The faithful depart

You have given us like sheep for eating
And scattered us among the heathen.
Psalm 44

Out here, no stars for guidance
No hope for subsistence
The sky meets the open sea
Searching for a horizon

Out here, the wail of utter
Lack of direction
Of pointlessness
Seems absurdly redundant

Whatever happened
To the long ago gamble
That pushed us here
So vainly game?

The compass needle swings
Madly from one point
To the next, oblivious,
Wanton, unable, unwilling

And yet, we’re such dogs
As lap up the small gifts
We find on the wayside
Imagining meanings for them all

Our lips cannot form
The word “sever”
Our hearts cannot forgive
The love you bore us

Our souls cannot grasp
Your cruel mercy

This poem first appeared in this blog 12/7/14.  It was inspired by a passage from Gildas’ De Excidio et Conquestu Britannie, written in 540 CE. It describes the slaughter and deprivation of Britons at the hands of Saxons after the fall of the Western Roman Empire.  Ironically, the earlier barbarians had become Roman Britons, and now viewed the Saxon invaders with the same revulsion they had suffered at the hands of the Romans.

False idylls

Ah, we say, what a life!
and yet …

We are the heirs of discontent
we carry all colors among us
to their inevitable conclusion

Our eyes are rising swiftly
under an aging sun

What nourished our forebears
we find merely annoying
All those Bible Prophets mute
as sacks of sand

To build dikes against
a flood which never comes
and yet …

here we stand
precisely in their footpads

St.
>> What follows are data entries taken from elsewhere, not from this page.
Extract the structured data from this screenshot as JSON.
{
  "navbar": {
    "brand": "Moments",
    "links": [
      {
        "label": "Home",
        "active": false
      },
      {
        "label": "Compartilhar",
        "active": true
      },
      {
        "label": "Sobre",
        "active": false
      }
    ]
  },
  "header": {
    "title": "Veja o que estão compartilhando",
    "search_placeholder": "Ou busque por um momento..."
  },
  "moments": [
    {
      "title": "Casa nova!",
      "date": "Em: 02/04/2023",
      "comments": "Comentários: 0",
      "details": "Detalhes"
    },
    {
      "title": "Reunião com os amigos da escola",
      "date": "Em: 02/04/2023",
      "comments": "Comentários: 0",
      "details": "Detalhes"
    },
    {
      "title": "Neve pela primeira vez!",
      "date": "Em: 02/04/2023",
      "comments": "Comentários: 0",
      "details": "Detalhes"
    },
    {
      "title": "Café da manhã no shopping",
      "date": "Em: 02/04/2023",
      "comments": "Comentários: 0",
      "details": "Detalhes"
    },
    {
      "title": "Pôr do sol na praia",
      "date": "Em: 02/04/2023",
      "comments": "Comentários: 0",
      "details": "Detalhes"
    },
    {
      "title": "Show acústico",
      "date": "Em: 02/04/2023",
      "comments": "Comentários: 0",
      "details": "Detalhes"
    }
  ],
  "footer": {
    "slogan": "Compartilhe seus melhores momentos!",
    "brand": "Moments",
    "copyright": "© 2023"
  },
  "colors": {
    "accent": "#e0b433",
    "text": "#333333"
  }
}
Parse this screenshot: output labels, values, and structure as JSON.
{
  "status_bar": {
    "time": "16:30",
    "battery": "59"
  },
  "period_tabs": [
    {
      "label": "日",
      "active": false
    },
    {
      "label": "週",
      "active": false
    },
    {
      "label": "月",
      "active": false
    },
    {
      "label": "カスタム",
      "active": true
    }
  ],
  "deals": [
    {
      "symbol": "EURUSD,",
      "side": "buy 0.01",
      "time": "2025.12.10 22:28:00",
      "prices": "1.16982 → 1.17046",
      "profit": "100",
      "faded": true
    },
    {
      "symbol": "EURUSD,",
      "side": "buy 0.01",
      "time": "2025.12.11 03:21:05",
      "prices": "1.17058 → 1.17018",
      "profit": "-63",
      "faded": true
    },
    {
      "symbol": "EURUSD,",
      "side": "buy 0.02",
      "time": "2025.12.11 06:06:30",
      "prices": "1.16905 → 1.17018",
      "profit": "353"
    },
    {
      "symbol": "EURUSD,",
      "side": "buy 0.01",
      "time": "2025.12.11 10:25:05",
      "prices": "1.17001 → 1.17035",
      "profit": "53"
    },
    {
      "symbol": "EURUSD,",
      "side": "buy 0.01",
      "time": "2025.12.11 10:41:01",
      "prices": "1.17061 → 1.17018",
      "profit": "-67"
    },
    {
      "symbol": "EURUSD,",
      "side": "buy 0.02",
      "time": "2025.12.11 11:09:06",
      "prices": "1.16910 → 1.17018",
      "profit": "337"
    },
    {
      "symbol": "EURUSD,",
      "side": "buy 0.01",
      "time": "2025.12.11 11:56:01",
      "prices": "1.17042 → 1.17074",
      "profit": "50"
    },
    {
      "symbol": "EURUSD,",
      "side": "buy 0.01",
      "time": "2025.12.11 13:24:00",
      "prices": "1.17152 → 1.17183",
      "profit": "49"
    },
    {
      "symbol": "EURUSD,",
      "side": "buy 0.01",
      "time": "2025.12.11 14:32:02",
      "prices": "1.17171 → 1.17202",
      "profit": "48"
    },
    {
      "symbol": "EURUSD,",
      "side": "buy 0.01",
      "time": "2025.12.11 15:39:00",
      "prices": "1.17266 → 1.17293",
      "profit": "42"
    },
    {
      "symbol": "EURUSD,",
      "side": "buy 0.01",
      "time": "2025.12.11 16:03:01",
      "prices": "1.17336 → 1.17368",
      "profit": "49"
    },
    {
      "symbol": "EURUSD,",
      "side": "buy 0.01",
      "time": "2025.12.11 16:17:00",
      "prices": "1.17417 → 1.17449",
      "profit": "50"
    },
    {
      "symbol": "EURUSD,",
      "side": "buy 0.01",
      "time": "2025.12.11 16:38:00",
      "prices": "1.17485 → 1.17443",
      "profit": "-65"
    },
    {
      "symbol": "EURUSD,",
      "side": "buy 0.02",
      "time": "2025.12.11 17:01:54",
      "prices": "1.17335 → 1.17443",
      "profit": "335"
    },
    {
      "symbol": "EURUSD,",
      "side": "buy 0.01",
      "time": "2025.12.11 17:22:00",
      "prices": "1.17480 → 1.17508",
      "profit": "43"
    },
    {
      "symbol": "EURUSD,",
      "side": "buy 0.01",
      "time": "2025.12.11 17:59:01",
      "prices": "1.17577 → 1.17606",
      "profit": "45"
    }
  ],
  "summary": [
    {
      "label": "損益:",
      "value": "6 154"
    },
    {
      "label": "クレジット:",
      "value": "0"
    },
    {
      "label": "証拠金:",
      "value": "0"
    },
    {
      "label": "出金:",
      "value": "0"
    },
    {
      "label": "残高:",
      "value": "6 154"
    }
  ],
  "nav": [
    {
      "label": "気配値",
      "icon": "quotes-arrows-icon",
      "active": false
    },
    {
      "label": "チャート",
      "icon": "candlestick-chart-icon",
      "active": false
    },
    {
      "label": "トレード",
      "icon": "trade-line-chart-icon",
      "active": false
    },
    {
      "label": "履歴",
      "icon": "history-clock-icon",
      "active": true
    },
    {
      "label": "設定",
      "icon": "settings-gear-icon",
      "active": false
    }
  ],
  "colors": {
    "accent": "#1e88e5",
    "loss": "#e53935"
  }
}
Augustine never graced my dreams

The writer, says the poet,
must only write
what must not be written.

Such are the quests
we pursue, Sancho-Panza-less,
weak despite our dreams

secret cowards pretending
to be secret heroes.
Who remembers, now,

all those wasted hours
dreaming springtimes
that never came, never left?

Who would want to repeat
such nonsense, who would
listen anyway?

Thousands of lives ago
they, too, believed to the core
of their death-bound souls,

incarnate but powerless,
amused but mirthless
amid those others

who seemed unshackled
but bore also
the scars of sentience.

Whole stories narrated
themselves, so complete
and unpierceable

that if they were not true
then nothing was.
And now, we’ve worn away

the so-convincing patina,
exposed the tin beneath
the blinding shine.

Into the teeth of it, then!
No use making a penance
of it. Allez-op!

Who writes poems, anyway,
but poets? Who reads them
but you?

Lazarus

And Martha said to Jesus,
‘So how long is this resurrection thing
good for?’
‘Hard to say,’ Jesus said.’
‘Why?’

Martha poured him
another glass of wine.

‘It’s just that he won’t stop
talking about it,
how he’s your favorite,
how you don’t raise just anyone
from the dead.’

Jesus drained his glass,
reached for the bottle.

‘I might be able to get him a job
in Cyprus.’

The plague

Survivors of the plague, finding themselves neither destroyed nor improved, could discover no divine purpose in the pain they had suffered. ~ Barbara Tuchman

Everything falls, the old banners
Flung to pieces,
God reveals himself a jester,
Indifferent or cruel,

It makes little difference.
Popes and paupers rot
In the same slag heap,
All the rules, shattered.

Such a holy tantrum!
Such abandonment
Not seen since the days
Of Sodom and Gomorrah.

Do you pray, beseeching
God for pity,
If justice cannot be found?
Take care you don’t disturb his temper!

No pretense any longer
Of value, of one thing
Over another, your doom
Is made by a foul divine whim.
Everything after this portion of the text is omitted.